In her article "The Book of Enoch and Cosmic Sin," the Methodist Preacher Margaret Barker points out a different version of creation that may be older than the one in the Biblical Genesis(Margaret Barker. "The Book of Enoch and cosmic sin. " The Ecologist 1 Jan. 2000. Or it looks like copyright may have been sidestepped here: http://jbburnett.com/resources/barker/barker_enoch&cosmic-sin.pdf). In the Book of Enoch version, the earth was organized out of chaos and stabilized. It was work.

Interestingly enough, through Joseph Smith we have a translation of the Book of Abraham. In that book, we learn that the Gods (I think it should have been Gods and Goddesses) had to work to organize the earth: Abraham 4:1 "...And they went down at the beginning, and they, that is the Gods, organized and formed the heavens and the earth."

This really changes everything (and not just strict notions of monotheism). Now that we know that the earth took work and care to organize, we also know that work and care can be undone. The earth is not invincible.

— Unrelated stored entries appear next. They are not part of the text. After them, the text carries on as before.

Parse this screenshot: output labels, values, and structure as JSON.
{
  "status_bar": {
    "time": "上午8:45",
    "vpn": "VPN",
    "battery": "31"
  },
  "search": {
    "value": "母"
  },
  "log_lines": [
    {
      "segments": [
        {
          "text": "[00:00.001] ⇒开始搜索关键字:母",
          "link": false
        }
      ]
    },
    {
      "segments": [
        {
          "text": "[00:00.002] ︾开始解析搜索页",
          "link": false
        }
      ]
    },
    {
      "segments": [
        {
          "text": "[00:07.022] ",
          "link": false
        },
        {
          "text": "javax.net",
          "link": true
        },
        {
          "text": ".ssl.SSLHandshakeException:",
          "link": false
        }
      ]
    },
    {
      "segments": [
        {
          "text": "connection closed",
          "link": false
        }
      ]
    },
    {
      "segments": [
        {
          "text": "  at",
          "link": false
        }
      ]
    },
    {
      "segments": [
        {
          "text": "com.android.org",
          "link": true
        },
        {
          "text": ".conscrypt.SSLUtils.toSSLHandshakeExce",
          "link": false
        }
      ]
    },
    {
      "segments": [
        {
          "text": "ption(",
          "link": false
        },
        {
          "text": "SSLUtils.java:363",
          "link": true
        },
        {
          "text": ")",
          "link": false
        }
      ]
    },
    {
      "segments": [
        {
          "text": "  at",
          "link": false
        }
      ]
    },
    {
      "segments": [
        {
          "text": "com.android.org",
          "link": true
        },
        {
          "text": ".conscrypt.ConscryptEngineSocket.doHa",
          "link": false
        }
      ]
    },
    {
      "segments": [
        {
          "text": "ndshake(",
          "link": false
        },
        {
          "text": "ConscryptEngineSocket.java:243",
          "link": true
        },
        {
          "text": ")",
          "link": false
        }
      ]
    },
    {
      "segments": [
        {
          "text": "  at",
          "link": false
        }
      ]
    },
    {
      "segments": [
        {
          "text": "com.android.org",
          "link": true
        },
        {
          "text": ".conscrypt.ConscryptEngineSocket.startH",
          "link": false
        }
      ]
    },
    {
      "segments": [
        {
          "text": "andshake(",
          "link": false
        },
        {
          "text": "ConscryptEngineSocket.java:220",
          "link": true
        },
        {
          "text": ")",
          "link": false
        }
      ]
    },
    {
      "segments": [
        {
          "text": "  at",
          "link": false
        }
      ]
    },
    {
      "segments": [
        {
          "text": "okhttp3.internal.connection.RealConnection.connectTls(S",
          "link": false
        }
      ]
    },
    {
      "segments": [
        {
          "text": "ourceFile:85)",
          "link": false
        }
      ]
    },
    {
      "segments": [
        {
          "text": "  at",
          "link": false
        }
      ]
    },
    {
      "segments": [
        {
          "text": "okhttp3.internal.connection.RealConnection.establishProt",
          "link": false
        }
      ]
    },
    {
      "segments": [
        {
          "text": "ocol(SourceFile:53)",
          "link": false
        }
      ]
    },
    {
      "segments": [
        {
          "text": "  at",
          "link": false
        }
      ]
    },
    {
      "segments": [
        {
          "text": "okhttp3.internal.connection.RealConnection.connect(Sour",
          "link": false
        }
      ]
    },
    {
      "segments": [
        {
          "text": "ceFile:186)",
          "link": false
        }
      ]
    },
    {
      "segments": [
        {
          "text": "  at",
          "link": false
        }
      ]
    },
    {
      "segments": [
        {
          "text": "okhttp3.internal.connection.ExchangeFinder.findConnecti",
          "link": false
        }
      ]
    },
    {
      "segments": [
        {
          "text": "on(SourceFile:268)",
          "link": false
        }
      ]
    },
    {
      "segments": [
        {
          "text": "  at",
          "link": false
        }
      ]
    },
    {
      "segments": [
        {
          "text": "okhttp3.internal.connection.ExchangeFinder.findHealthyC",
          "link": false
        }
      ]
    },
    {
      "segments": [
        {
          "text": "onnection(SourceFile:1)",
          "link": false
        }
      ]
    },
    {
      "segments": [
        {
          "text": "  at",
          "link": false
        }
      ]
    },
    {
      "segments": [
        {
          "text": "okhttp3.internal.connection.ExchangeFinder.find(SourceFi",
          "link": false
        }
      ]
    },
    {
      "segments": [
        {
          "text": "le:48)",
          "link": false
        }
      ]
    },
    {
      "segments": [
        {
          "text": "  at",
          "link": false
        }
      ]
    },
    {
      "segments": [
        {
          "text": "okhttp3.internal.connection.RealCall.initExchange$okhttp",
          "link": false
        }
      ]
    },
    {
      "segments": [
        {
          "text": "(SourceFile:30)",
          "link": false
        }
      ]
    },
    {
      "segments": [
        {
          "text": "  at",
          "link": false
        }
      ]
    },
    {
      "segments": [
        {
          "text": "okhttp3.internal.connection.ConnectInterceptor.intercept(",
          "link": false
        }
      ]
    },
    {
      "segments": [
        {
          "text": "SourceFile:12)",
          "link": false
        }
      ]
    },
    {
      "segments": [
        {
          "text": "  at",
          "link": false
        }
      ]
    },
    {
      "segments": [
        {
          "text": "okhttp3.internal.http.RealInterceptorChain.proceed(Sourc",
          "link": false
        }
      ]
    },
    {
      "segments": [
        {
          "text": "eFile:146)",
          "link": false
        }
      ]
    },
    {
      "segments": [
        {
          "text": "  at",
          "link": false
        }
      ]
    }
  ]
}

So to summarize, since the earth took time and care to organize, it is reasonable to conclude that "dominion" really is stewardship as Jacob S. pointed out, and that we should keep up the work of caring for the earth that began at her creation.

Jacob S. said...

Thanks, Joseph, that is spot on. To go along with the rejection of creation ex nihilo and the work put into this earth, remember as well that we consider the Earth to be our future celestial kingdom, and that we expect it to one day be returned to its "paradisiacal glory." Are we hastening that along or are we an impediment? Right now, the latter I think.